Beitragvon OaZ » 7. August 2020, 20:23

Grenzertagebuch 11


Inzwischen sind wir im letzten der 4 Abschnitte angekommen, für die das 2. Bat. verantwortlich zeichnet. Wir befinden uns im SiA 8, es wird der Abschnitt, der für mehr als 1 Jahr quasi mein "Hausabschnitt" werden wird, da die 8. GK Andenhausen, in die ich versetzt wurde, für diesen hier verantwortlich ist.

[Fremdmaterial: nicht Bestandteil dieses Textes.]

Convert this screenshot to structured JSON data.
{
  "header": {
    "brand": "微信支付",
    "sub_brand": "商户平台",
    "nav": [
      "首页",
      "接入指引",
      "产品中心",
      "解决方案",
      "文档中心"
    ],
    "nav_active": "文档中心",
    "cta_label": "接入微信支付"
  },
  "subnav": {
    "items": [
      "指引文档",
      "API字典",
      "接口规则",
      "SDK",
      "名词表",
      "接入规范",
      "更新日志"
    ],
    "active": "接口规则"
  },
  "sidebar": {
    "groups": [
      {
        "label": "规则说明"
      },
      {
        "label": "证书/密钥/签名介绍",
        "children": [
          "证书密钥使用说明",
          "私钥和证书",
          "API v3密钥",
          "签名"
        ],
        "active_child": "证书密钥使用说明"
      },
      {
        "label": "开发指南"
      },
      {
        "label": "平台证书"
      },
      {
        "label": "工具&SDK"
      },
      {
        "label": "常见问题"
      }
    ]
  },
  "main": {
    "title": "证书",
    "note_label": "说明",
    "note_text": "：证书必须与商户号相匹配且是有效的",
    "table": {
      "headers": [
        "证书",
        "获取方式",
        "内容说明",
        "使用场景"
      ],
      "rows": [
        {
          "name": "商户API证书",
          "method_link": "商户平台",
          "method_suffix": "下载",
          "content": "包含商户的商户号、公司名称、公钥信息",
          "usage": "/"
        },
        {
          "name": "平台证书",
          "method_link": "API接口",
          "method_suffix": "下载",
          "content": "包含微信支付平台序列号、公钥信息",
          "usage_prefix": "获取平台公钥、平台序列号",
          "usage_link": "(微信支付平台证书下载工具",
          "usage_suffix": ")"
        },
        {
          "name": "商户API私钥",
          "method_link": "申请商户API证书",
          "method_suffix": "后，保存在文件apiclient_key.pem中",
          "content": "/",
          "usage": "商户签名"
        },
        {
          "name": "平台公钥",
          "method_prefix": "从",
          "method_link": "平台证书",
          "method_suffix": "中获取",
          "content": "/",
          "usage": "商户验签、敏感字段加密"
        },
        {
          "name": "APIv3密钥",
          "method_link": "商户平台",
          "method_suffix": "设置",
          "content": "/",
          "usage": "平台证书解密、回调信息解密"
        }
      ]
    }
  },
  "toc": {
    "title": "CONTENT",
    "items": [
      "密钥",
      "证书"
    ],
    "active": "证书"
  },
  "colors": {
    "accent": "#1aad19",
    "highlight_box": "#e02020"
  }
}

An besagtem PoP 110 erklärt uns der Oltn. auf meine Nachfrage, woher man denn genau wissen kann/soll, wo welcher Abschnitt endet und wo der nächste beginnt, dass man zunächst die Postenpunkte lernen müsse und dann zeigt er uns noch eine kleine "Besonderheit": Am PoP 110, der den 7. vom 8. Abschnitt trennt, befinden sich in der Grenzmeldenetzsäule zwei Eingänge statt des sonst üblichen einfachen Zuganges zum Grenzmeldenetz.
Der rechte verbindet den Posten mit der Führungsstelle SiA 7, während der rechte Anschluss den direkten Kontakt zur Füst 8 herstellt.
Klasse, denke ich mir - wieder was gelernt.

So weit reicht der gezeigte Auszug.